A Democracia foi inventada na Grécia há milhares de anos. Foi esta inovação política que nos libertou de tiranos ou de sumo-sacerdotes que dominavam o povo e decidiam o seu destino em todas as facetas das suas vidas. Mas a história também nos ensinou que a democracia não é algo de absoluto, ou algo de absolutamente adquirido.
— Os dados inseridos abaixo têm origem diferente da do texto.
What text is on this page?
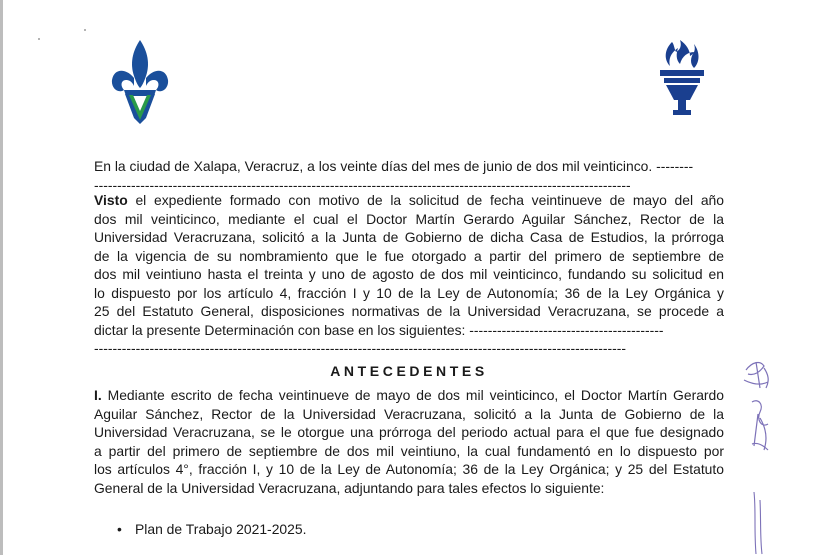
En la ciudad de Xalapa, Veracruz, a los veinte días del mes de junio de dos mil veinticinco. --------
--------------------------------------------------------------------------------------------------------------------
Visto el expediente formado con motivo de la solicitud de fecha veintinueve de mayo del año
dos mil veinticinco, mediante el cual el Doctor Martín Gerardo Aguilar Sánchez, Rector de la
Universidad Veracruzana, solicitó a la Junta de Gobierno de dicha Casa de Estudios, la prórroga
de la vigencia de su nombramiento que le fue otorgado a partir del primero de septiembre de
dos mil veintiuno hasta el treinta y uno de agosto de dos mil veinticinco, fundando su solicitud en
lo dispuesto por los artículo 4, fracción I y 10 de la Ley de Autonomía; 36 de la Ley Orgánica y
25 del Estatuto General, disposiciones normativas de la Universidad Veracruzana, se procede a
dictar la presente Determinación con base en los siguientes: ------------------------------------------
-------------------------------------------------------------------------------------------------------------------
ANTECEDENTES
I. Mediante escrito de fecha veintinueve de mayo de dos mil veinticinco, el Doctor Martín Gerardo
Aguilar Sánchez, Rector de la Universidad Veracruzana, solicitó a la Junta de Gobierno de la
Universidad Veracruzana, se le otorgue una prórroga del periodo actual para el que fue designado
a partir del primero de septiembre de dos mil veintiuno, la cual fundamentó en lo dispuesto por
los artículos 4°, fracción I, y 10 de la Ley de Autonomía; 36 de la Ley Orgánica; y 25 del Estatuto
General de la Universidad Veracruzana, adjuntando para tales efectos lo siguiente:
• Plan de Trabajo 2021-2025.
George Papandreou conta, nesta conferência, que desde muito novo se interessou pela política, inspirado pelo pai que liderou um movimento que esteve prestes a fazer a diferença. Em 1967 a campanha estava a correr bem, todos estavam empenhados numa vitória e confiavam que a Grécia iria finalmente sair da estagnação política e social que se encontrava. Mas, uma noite, vários camiões militares pararam em frente à porta de sua casa, soldados arrombaram a porta com violência e encontraram-no no terraço do piso superior. O sargento aponta-lhe uma arma à cabeça e grita: «Diz-me onde está o teu pai ou vais morrer já!» O pai, que estava escondido, aparece de imediato e entrega-se. Foi sumariamente encarcerado, sem acusação e sem julgamento. George e seu pai sobreviveram, mas a democracia não. Sete brutais anos de ditadura com a sua família forçada ao exílio foi o resultado.
Hoje em dia as democracias enfrentam também um momento de verdade.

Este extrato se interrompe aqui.